Shostakovich: Hamlet Suite, Op. 116

Dmitri Shostakovich
Hamlet: Film Suite Op. 116a
Dmitri Shostakovich was born in Saint Petersburg, Russia in 1906 and died in Moscow in 1975. He composed the film score to director Grigori Kozintsev’s  Hamlet in 1963-1964; it was first heard when the film was released in 1964. Shostakovich’s long-time associate Lev Atovmian drew the eight-movement Suite from the film’s original 34 numbers. The score of the Suite calls for 3 flutes, piccolo, 2 oboes, 2 clarinets, 2 bassoons, 4 horns, 3 trumpets, 3 trombones, tuba, timpani, percussion, harp, piano, harpsichord, and strings.

 

*****

Shostakovich long toyed with the idea of composing an opera based on Hamlet, but the time was never right. Still, he did write music for two other Hamlets. One was a set of youthful, quirky incidental music for the play while the other was his most masterful film score.
The incidental music met a sorry end. The avant-garde production was scandalous, with every character a drunkard and the central power struggle played for comedy, not tragedy. After only a few performances the production was banned with very little fuss: Stalin simply mentioned that he didn’t like the idea and the play was closed the next day. Shostakovich rescued the music—witty, tart, and reeking of the dance hall—in the Suite Op. 32a.
By 1963 Stalin was dead, the thaw was on, and Shostakovich had composed nearly 50 film scores. Most of these were hack-work hymns to the Workers’ Paradise assigned by the authorities.
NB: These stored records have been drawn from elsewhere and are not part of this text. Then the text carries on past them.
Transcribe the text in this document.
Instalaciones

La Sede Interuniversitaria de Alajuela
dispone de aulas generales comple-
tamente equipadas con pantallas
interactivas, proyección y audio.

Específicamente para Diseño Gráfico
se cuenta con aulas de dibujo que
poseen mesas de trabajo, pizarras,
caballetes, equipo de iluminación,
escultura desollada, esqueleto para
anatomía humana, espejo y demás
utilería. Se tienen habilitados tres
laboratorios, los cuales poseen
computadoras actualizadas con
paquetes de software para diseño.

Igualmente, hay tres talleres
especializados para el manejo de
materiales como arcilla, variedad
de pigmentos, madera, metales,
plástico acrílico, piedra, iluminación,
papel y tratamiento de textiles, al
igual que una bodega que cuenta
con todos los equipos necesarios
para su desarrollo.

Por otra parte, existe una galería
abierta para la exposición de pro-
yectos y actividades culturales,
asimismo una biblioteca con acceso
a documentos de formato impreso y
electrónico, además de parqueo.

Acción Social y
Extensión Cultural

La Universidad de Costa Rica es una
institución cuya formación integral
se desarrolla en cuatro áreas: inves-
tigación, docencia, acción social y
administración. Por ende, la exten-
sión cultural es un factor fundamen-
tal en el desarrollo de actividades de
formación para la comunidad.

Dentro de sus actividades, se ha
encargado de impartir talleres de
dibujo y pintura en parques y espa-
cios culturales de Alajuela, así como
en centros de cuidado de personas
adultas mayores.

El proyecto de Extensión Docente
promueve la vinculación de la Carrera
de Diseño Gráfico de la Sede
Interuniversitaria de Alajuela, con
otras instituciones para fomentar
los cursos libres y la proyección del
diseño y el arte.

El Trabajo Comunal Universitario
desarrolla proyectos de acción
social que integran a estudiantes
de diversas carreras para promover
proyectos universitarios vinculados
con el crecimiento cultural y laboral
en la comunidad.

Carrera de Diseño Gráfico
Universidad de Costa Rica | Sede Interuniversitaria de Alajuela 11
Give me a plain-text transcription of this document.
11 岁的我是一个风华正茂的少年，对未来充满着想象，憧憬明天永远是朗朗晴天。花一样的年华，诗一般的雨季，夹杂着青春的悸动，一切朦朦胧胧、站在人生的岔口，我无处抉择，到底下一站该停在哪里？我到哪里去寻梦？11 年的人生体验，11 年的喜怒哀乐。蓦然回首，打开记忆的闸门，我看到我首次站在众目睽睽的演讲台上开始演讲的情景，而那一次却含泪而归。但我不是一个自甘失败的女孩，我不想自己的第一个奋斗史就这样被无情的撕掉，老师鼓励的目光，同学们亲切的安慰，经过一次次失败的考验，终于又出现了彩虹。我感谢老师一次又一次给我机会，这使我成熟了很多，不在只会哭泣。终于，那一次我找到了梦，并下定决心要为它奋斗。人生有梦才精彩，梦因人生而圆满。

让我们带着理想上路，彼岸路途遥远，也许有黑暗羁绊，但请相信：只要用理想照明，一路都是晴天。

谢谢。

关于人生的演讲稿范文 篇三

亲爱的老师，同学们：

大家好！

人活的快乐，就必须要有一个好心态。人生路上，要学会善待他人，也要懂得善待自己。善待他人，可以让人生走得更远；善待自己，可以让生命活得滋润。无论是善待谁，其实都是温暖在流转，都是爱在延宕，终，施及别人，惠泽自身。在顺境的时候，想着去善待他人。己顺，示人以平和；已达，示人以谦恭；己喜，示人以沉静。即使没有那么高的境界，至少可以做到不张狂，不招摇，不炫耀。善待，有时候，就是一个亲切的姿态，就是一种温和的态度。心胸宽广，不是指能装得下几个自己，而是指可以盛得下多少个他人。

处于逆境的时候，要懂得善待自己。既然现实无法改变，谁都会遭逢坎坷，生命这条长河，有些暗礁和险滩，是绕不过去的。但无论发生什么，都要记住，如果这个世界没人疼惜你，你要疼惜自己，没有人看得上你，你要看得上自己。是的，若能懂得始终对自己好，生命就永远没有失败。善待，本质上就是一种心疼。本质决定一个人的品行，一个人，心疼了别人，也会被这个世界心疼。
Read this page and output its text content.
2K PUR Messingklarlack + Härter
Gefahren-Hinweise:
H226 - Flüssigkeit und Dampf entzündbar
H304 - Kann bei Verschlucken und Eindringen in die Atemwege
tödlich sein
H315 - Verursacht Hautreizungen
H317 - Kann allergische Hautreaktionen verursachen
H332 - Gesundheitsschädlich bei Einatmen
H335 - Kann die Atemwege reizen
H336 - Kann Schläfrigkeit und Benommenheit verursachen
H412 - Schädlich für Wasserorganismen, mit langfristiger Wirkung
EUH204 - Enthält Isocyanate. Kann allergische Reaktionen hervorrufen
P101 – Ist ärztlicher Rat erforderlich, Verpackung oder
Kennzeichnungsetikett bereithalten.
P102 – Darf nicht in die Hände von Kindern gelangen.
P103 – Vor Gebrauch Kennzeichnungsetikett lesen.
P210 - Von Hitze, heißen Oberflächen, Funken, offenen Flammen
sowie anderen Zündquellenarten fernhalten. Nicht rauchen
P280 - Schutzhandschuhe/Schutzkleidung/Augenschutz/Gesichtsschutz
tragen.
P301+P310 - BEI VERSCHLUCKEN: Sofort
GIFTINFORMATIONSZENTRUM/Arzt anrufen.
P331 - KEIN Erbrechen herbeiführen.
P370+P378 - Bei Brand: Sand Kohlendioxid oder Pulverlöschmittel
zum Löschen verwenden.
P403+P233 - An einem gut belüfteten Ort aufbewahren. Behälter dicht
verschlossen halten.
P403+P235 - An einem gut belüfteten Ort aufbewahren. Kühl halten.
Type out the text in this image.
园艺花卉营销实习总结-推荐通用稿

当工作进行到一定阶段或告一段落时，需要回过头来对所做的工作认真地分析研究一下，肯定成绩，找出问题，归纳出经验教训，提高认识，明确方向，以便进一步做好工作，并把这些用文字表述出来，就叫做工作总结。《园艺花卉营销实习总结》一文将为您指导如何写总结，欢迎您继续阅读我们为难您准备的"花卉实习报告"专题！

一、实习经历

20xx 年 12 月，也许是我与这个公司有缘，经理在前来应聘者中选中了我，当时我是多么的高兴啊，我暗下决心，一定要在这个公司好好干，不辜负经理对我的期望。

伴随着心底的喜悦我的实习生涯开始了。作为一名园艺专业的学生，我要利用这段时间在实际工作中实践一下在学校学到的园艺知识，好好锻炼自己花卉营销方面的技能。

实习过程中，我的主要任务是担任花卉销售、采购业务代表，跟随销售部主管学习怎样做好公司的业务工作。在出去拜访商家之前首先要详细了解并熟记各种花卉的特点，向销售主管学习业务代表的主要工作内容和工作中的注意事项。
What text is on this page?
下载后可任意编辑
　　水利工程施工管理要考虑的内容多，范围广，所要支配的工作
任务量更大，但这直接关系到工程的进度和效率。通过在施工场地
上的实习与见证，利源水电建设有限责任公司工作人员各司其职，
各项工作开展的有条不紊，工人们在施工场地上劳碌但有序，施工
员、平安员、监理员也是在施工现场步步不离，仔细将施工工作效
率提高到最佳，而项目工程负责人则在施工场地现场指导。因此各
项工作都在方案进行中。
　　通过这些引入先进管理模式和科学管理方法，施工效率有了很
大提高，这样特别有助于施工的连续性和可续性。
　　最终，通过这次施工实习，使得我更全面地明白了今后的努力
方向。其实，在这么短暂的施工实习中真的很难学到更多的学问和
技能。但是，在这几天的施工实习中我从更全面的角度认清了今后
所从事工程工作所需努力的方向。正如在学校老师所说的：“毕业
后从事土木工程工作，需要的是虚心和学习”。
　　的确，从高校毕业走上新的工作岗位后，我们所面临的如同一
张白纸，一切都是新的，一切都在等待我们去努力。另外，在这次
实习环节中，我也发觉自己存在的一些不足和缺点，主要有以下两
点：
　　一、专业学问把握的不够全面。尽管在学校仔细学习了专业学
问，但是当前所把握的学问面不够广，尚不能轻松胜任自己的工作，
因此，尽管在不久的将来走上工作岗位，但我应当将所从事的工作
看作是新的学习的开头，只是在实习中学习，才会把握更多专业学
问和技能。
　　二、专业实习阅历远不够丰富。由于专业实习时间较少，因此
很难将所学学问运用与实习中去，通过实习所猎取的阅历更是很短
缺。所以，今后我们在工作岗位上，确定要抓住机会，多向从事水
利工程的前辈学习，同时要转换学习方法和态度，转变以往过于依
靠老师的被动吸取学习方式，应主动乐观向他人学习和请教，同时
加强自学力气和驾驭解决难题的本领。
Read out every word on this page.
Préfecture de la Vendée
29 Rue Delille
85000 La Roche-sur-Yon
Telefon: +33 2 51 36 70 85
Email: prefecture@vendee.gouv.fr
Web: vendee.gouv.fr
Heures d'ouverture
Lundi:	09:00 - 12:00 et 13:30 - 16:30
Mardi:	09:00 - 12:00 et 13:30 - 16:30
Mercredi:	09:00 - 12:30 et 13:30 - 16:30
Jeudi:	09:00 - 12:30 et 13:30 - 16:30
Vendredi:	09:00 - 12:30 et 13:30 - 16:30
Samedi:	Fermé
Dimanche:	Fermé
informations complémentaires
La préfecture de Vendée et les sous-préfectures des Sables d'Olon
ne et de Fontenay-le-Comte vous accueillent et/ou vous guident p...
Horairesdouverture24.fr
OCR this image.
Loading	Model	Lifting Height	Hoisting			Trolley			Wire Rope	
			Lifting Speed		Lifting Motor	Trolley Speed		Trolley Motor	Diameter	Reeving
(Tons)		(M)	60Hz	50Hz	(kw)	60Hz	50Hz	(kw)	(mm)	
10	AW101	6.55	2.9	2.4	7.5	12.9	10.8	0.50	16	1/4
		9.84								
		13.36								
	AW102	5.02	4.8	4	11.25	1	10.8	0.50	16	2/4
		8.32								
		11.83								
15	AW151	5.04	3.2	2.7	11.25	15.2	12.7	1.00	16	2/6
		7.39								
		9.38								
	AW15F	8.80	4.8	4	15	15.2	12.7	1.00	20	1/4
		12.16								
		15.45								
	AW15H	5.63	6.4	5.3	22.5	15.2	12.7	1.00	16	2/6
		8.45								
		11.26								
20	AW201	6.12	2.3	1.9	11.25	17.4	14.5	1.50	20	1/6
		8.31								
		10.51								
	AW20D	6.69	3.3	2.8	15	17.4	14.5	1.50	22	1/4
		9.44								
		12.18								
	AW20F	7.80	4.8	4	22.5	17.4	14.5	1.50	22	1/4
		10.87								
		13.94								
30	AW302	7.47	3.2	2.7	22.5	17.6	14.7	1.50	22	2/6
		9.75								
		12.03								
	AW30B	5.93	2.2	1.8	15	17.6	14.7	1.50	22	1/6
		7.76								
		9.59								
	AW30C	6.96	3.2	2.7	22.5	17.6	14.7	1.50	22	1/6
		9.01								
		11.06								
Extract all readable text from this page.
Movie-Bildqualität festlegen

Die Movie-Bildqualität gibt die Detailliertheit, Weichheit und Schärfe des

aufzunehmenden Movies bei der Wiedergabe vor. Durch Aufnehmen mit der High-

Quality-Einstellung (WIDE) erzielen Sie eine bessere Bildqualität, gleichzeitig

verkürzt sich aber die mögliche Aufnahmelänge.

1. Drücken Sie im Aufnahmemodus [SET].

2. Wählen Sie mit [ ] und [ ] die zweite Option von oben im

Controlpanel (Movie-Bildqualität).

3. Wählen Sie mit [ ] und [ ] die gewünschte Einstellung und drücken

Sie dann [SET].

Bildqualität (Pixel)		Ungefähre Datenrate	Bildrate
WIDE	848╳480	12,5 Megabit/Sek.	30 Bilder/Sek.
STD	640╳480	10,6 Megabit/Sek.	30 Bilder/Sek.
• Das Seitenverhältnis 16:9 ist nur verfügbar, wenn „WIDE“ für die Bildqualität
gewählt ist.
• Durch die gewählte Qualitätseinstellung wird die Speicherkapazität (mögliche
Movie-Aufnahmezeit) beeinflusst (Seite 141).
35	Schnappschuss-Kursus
But he collaborated frequently with the outstanding Soviet film director Grigori Kozintsev, and when Kozintsev asked him to compose music for his cinematic Hamlet, Shostakovich was happy to join forces again.
Kozintsev’s Hamlet is a classic interpretation that focuses on the political power struggles of the play, quite unlike Olivier’s 1948 psychological exploration of Hamlet’s inner turmoil. Shostakovich’s music centers on three themes he created for three of the film’s characters: Hamlet, the Ghost, and Ophelia. In the film score these interact in a symphonic way just as their characters interact on the screen. In the Suite we hear Hamlet’s music in the Overture; the Ghost and Ophelia have their own movements. Director Kozintsev didn’t want to show the Ghost on-screen—he was afraid that the special effects would be unbelievable—so he asked Shostakovich to create a musical stand-in. Shostakovich gave the Ghost a theme with unearthly harmonies underpinned with the stroke of a gong—music that is always heard whenever the Ghost is present, even in Hamlet’s thoughts.